Known county issues (3)

  • policy-review — Applicants face case-by-case discretionary review under general zoning rather than predictable ministerial ADU rules; outcomes depend on individual planner judgment.
  • staffing-shortage — Slower review cycles, in-person/mail-only submittals, and limited availability of staff to answer questions extend timelines and raise transaction costs for applicants.
  • other — Many otherwise-zoned parcels cannot support an ADU without expanding well permits or upgrading septic; state-agency review can add months to project timelines and may make some sites infeasible.
Nevada state — ADU law and programs

State financing programs

Nevada Housing Division (NHD), under the Department of Business and Industry, does not operate an ADU-specific loan or grant product as of 2026-04-26. NHD's primary homeowner-facing program is Home Is Possible, providing first-time and qualifying homebuyers in Clark and Washoe counties up to 4% of the loan amount as a non-repayable grant for down payment and closing costs, paired with a 30-year fixed-rate first mortgage. The Home Is Possible For Heroes overlay serves teachers, military, first responders, and healthcare workers. NHD also issued $283.3 million of 2024 tax-exempt bonding authority for affordable-housing development (multi-family); separately, the Nevada Affordable Housing Assistance Corporation (NAHAC) administers federal Hardest Hit Fund and Homeowner Assistance Fund programs for delinquency relief. None of these is ADU-specific; ADU construction can be financed only as part of a qualifying primary-residence purchase or refinance.

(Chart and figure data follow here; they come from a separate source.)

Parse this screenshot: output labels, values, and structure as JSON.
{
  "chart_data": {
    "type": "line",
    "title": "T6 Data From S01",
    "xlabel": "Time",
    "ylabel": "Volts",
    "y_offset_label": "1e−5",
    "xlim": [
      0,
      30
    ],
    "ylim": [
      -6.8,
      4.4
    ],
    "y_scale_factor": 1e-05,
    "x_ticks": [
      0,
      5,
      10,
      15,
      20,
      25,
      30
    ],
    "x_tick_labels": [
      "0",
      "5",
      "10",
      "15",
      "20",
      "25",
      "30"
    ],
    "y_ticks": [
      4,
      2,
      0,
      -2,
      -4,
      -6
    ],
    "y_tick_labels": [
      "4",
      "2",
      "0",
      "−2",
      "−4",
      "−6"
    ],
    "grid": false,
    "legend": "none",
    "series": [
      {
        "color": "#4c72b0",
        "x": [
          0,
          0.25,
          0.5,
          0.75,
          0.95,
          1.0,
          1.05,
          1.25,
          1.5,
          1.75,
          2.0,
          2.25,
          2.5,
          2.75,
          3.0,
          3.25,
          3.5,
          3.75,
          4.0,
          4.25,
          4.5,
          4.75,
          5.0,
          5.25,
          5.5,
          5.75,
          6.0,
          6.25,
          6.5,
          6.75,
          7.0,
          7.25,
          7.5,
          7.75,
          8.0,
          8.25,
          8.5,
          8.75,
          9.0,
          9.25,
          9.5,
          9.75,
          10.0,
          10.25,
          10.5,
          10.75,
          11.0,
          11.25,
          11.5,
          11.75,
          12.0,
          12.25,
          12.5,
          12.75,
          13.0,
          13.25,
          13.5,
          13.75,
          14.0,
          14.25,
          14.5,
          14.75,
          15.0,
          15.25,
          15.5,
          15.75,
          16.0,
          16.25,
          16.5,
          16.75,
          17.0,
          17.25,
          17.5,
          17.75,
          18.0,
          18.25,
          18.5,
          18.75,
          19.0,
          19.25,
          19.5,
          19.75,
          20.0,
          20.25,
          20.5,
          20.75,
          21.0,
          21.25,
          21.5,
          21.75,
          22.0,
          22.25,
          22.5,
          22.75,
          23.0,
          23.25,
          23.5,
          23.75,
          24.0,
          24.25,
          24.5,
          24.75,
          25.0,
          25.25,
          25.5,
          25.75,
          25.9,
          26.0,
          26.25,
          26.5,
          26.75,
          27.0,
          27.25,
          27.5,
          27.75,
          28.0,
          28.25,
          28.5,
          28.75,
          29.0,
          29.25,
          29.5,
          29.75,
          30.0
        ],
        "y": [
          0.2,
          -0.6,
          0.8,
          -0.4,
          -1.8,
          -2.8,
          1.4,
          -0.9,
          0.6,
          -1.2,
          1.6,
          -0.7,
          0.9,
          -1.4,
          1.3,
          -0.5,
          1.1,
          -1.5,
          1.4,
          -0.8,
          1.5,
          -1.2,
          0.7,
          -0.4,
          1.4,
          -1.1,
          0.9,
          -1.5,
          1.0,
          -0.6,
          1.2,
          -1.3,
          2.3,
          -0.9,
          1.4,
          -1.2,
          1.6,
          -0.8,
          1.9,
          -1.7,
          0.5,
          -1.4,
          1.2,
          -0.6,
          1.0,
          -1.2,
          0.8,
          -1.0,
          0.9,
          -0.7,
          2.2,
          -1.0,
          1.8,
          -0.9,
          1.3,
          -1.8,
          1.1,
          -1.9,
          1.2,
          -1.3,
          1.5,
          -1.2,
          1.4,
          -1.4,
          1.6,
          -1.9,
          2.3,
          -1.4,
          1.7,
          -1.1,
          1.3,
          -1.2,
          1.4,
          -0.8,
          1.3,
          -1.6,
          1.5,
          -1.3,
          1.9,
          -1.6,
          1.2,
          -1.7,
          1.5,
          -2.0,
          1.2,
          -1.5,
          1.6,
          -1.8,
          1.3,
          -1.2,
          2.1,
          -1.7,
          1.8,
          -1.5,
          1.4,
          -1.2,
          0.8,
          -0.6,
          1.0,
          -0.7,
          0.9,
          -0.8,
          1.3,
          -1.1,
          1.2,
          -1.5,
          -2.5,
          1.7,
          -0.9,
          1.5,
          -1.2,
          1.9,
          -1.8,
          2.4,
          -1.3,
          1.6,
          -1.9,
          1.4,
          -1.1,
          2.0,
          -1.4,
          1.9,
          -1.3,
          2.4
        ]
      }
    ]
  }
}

Federal (United States) — ADU-relevant rules and programs

Federal ADU law

The United States has no federal statute that directly regulates accessory dwelling unit entitlement or design. Land-use authority over ADUs resides with states and local governments under the traditional police power. Federal engagement is limited to financing (Fannie/Freddie/FHA/VA/USDA), flood insurance (FEMA/NFIP), and discretionary housing programs (HUD), which are recorded in sibling sections of this file.

Federal financing programs

Federal housing-finance agencies and GSEs set nationwide underwriting rules that govern whether an ADU can be financed, appraised, and counted toward mortgage qualifying income. The relevant actors are Fannie Mae, Freddie Mac, FHA (HUD), VA, and USDA Rural Development.

Federal tax credits

There is no ADU-specific federal tax credit. ADUs may incidentally qualify for existing federal energy-efficiency and clean-energy tax credits when the ADU construction includes qualifying measures.

Federal housing programs

HUD administers several discretionary programs that can fund ADU-related activity at the grantee's election, but none is an ADU-specific program.